Voir  : Kjelle Westö : Un mirage finlandais
 

Saint Pétersbourg : palais de l'Ermitage

 

C’est lorsque son mari Ilia sort de ce camp en 1922 que Klara décide de partir avec lui en Russie, à Saint Pétersbourg, pour trouver la liberté. C’est ainsi que commence le roman de Sirpa Kähkönen : Ville au coeur de pierre. Le titre joue sur les mots, cette ville tour à tour Petrograd, Saint Pétersbourg, est la ville arrachée aux marais par le tsar Pierre le Grand, la ville de Pierre, avant de devenir Léningrad à la mort de Lénine en 1924. Et par la suite, la ville au coeur de pierre ou Klara va perdre ses illusions.

Klara, est la narratrice de la première partie Petrograd I et deuxième partie du roman Leningrad II. Quand elle arrive à Petrograd, la misère, le désordre règnent. La Révolution a emporté avec elle toutes les structures, le bouleversement est total et laisse tout à faire, tout à entreprendre, tout à construire pour espérer des jours meilleurs et il faut du coeur à l’ouvrage !  Klara n’en manque pas. Tout en s’intégrant dans un petit groupe d’exilés finlandais, en s’entourant d’amis, elle s’occupe des enfants de rue, orphelins, misérables, affamés et malades, vivant de vols, de prostitution, couchant dans des caves insalubres.

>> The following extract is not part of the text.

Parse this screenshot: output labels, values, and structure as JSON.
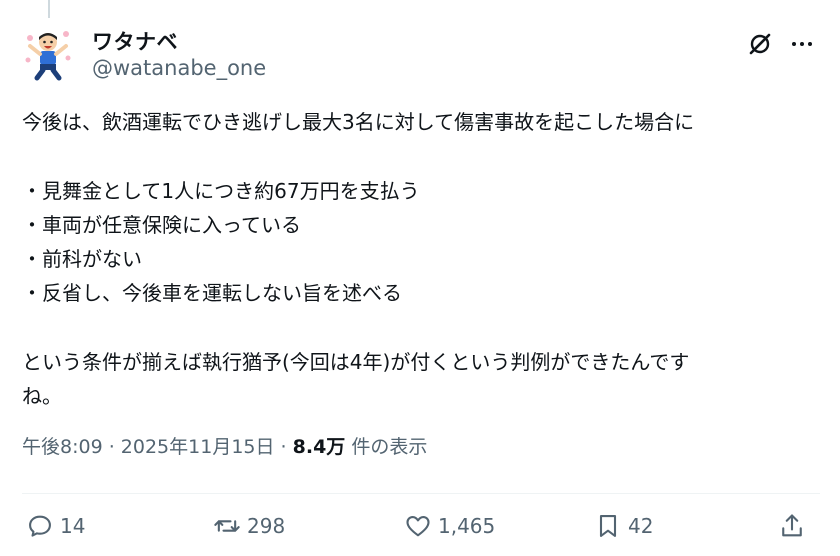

Klara a  foi en la Révolution, elle croit au progrès et ne se ménage pas.

"Dans ma confusion, je chantais tantôt en finnois tantôt en russe - les mots semblaient m’échapper -, j’étais émue et je pensais quelque chose comme : ces enfants verront le jour où l’esclavage, la faim, l’oppression auront disparu, où la fraternité entre les hommes sera réelle et banale et non plus le rêve d’une poignée de gens."

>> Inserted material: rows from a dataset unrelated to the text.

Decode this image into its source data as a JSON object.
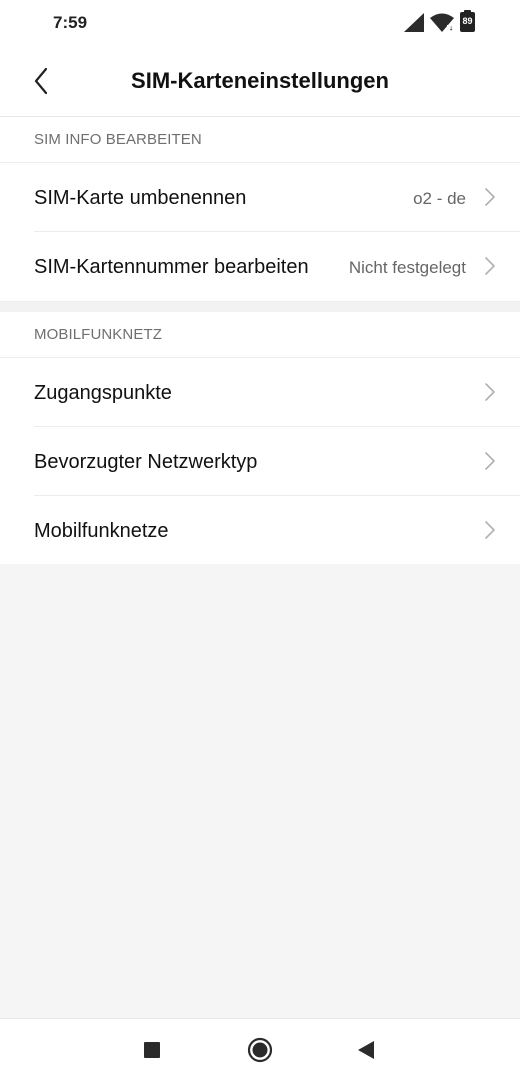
{
  "status_bar": {
    "time": "7:59",
    "battery_level": "89",
    "icons": [
      "signal-icon",
      "wifi-icon",
      "battery-icon"
    ]
  },
  "header": {
    "title": "SIM-Karteneinstellungen",
    "back_icon": "chevron-left-icon"
  },
  "sections": [
    {
      "title": "SIM INFO BEARBEITEN",
      "rows": [
        {
          "label": "SIM-Karte umbenennen",
          "value": "o2 - de"
        },
        {
          "label": "SIM-Kartennummer bearbeiten",
          "value": "Nicht festgelegt"
        }
      ]
    },
    {
      "title": "MOBILFUNKNETZ",
      "rows": [
        {
          "label": "Zugangspunkte",
          "value": ""
        },
        {
          "label": "Bevorzugter Netzwerktyp",
          "value": ""
        },
        {
          "label": "Mobilfunknetze",
          "value": ""
        }
      ]
    }
  ],
  "nav_bar": {
    "icons": [
      "recents-square-icon",
      "home-circle-icon",
      "back-triangle-icon"
    ]
  },
  "colors": {
    "background": "#f5f5f5",
    "surface": "#ffffff",
    "text_primary": "#111111",
    "text_secondary": "#666666",
    "section_header": "#6f6f6f",
    "divider": "#ececec",
    "chevron": "#b0b0b0"
  }
}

Mais elle est déjà consciente des failles du système. Pour nourrir la ville, l’armée réquisitionne le bétail, les récoltes des paysans qui, bientôt, réduits à la misère, sont obligés de laisser partir leurs enfants à la ville, ceux-ci venant grossir le flot incessant d’enfants des rues. C’est la révolution elle-même qui nourrit ses propres faiblesses. C’est ce qu’explique son beau-frère Lavr qui s’est d’abord engagé dans l’armée rouge pour défendre la révolution :

« Tu sais contre qui nous dirigeons nos armes en premier ?
Contre les ouvriers et les paysans. Ceux pour qui tu as fait la lutte des classes en Finlande. Nos propres ouvriers, nos propres paysans. L’ouvrier gréviste qui se crève à un boulot de misère, le paysan à qui on saisit sa récolte jusqu’au dernier grain. »

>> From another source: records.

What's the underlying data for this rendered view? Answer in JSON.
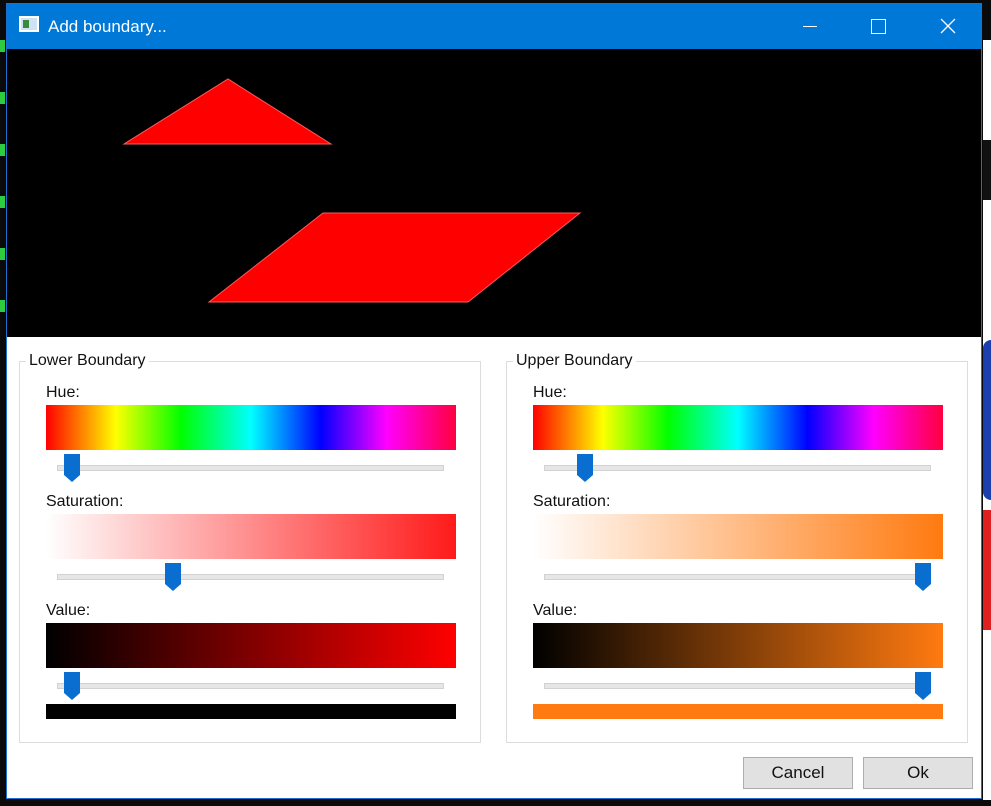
{
  "window": {
    "title": "Add boundary...",
    "icons": {
      "app": "app-window-icon",
      "minimize": "minimize-icon",
      "maximize": "maximize-icon",
      "close": "close-icon"
    }
  },
  "preview": {
    "background": "#000000",
    "shape_color": "#ff0000"
  },
  "lower": {
    "title": "Lower Boundary",
    "hue_label": "Hue:",
    "saturation_label": "Saturation:",
    "value_label": "Value:",
    "hue": 0.02,
    "saturation": 0.29,
    "value": 0.02,
    "saturation_gradient": [
      "#ffffff",
      "#ff1a1a"
    ],
    "value_gradient": [
      "#000000",
      "#ff0000"
    ],
    "swatch_color": "#000000"
  },
  "upper": {
    "title": "Upper Boundary",
    "hue_label": "Hue:",
    "saturation_label": "Saturation:",
    "value_label": "Value:",
    "hue": 0.09,
    "saturation": 1.0,
    "value": 1.0,
    "saturation_gradient": [
      "#ffffff",
      "#ff7a10"
    ],
    "value_gradient": [
      "#000000",
      "#ff7a10"
    ],
    "swatch_color": "#ff7a10"
  },
  "buttons": {
    "cancel": "Cancel",
    "ok": "Ok"
  },
  "colors": {
    "titlebar": "#0078d7",
    "slider_thumb": "#0a6ed1"
  }
}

Les Bourgeois et, parfois, les profiteurs, il y a en a encore dans cette société comme partout ailleurs. Ainsi ceux, hommes d’affaires qui ont servi le tsar, continuent à faire fortune et à jouir de privilèges, belles maisons, riches vêtements, voyages, spectacles et fêtes. On les laisse faire ! Du moins tant qu’on a besoin d’eux ! Parmi eux Henrik et l’amie de Klara, Ielena, jeune et jolie finlandaise ambitieuse qui épouse Henrik.
Mais c’est à la mort de Lénine que peu à peu les choses se gâtent, le conformisme et l’autoritarisme se renforcent, la surveillance des moindres faits et gestes, la suspicion aussi. Les finlandais sont accusés d’espionnage. Chacun se méfie du voisin et n’ose exprimer à voix haute sa pensée. Torture, disparitions, exécutions sommaires. Klara, elle-même est suspecte : n’a-t-elle pas fait chanter à ses enfants un poème de Maikowsky  sur la Russie « pays d’abricots et de puces »?

Les autres parties du roman de III à la partie V qui va jusqu’après la deuxième guerre mondiale devant Leningrad assiégée par les Allemands, donnent d’autres points de vue et éclairent les autres personnages, Dounia et Guénia, les enfants adoptifs de Klara, Ilia son mari, Henrik et Ilena, Tom, Choura, Galkin. Tous ces personnages tournent autour de Klara et leurs faiblesses, leurs compromissions, parfois, mettent en valeur la beauté et la pureté du personnage. On voit comment elle a idéalisé ses amis sans voir leurs défauts, leur égoïsme, elle a donné tout son amour, toute sa force aux enfants, à ses amis et à la croyance en une vie meilleure. 

Le récit se fait celui du désenchantement, de la fin du rêve :

Je voulais savoir comment on peut vivre sans joie et sans espoir demande Ielana.
« La prison te l’apprend, dit Galkin. La prison, c’est le meilleur creuset pour faire des hommes nouveaux. Il n’y a rien de tel. »


Encore un beau livre sur un sujet historique intéressant dans une langue pleine de nostalgie et avec un personnage féminin très fort.